Two Factor Authentication for Patient Portal

Article author
Michelle Craigie
  • Updated

What is the context?


Two factor authentication is an extra layer of security that has been introduced on the Patient portal. It enables patients to log into the portal using their login details and a verification code. Once the login details are entered, patients will be prompted for a validation code which is sent to their mobile device or email address which is registered on their demographic record. This will then allow patients to log into the portal.

How do I enable 2FA on the Patient Portal?


There are two ways that two-factor authentication can be enabled via the chamber.

The first option, is you can enable two-factor authentication chamber wide. This can be achieved by going to Admin > Configuration > Online Portal > Select tick box ‘Require two-factor authentication’.

2FA Location 1.gif

The second option is you can choose to enable two-factor authentication for individual companies. To do this you will need to navigate to Company > Find Company > Select relevant company > Company details > Patient Portal.

From here you can decide if the company requires two-factor authentication or to use the Chamber as default.  

2FA Company Location.gif

You can disable 2FA by going through the same process. Doing so will disable 2FA for the specific employer.
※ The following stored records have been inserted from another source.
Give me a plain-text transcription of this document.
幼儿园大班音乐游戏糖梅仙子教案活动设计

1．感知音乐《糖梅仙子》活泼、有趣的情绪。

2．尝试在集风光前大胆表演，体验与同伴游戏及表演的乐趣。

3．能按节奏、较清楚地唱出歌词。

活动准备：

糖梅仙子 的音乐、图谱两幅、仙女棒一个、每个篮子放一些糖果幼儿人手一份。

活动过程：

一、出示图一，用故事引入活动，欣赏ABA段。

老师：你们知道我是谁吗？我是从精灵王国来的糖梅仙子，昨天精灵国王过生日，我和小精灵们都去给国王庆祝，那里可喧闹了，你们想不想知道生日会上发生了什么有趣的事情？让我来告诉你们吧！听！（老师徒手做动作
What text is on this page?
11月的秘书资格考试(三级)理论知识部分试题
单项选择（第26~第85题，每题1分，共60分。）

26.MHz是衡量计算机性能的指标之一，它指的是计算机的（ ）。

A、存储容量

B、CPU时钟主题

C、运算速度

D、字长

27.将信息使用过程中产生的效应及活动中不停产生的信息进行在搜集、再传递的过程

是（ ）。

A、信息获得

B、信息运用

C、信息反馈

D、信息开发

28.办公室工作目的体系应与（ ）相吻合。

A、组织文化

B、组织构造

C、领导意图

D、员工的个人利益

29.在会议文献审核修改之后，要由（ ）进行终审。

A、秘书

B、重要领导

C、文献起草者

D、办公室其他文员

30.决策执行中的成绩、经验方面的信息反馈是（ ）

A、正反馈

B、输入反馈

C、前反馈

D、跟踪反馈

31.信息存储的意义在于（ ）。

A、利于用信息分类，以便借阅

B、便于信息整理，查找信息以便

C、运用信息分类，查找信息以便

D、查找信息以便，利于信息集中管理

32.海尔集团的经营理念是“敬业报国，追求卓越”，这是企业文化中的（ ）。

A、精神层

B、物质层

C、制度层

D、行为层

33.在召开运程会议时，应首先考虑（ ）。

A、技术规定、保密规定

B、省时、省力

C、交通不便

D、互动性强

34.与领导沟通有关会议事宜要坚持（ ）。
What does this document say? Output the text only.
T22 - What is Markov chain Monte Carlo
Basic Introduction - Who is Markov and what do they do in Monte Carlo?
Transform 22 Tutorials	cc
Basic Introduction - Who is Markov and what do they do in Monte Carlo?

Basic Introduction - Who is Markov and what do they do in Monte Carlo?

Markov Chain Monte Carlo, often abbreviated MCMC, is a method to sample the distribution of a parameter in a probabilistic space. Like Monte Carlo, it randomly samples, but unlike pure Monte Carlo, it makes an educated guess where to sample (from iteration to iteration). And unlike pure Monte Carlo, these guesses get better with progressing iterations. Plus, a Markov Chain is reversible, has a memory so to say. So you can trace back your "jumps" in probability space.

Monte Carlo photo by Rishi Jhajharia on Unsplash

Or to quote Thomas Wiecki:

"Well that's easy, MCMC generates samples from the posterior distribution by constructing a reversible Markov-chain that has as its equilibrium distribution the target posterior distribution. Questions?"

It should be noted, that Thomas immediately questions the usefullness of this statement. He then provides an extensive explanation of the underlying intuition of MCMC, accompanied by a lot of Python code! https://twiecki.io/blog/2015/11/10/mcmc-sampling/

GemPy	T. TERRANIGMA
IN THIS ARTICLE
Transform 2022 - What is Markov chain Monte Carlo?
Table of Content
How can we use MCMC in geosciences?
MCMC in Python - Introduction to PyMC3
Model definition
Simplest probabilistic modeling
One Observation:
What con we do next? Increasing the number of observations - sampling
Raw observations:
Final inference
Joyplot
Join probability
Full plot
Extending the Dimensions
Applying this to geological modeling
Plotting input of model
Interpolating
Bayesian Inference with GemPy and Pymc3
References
How do patients enable 2FA on the Patient Portal?


When patients log into the portal, they will complete the following steps to enable 2FA.

  1. Navigate to the Patient portal and enter login details 
  2. Patients will then be prompted to enter a validation code which has been sent to their mobile or email address.
  3. Submitting a correct validation code will complete the login process. 

What if the validation code does not work?


There are a few reasons why a validation code will not work. These include the following:

  1. The validation code has been entered incorrectly. 
  2. Too much time has elapsed since the validation code was sent to the mobile device or email address. In cases like this, a new validation code will need to resent. 

What if patients do not receive a validation code?


There can be a few reasons why a patient may not receive a validation code. Its recommended that patients complete the following: 

  1. Make sure their mobile number and email address are accurate on their demographic record.
  2. If using an email address, to check their junk/spam folder.
  3. If a validation code is not received then patients can request a new validation code by clicking on the hyperlink underneath the authentication box.

Click to resend.png

4. If patients do not receive a validation code after a few attempts then they will be prompted with an option to request for the validation code to be sent to their email address.

Resend via email.png

What if a patient loses access to their mobile or email address?


If a patient loses their mobile device or loses access to their email address then it is strongly recommended that the patient contacts the relevant health care service to get their details updated. This will ensure that patients continue to gain access to the portal without further issues.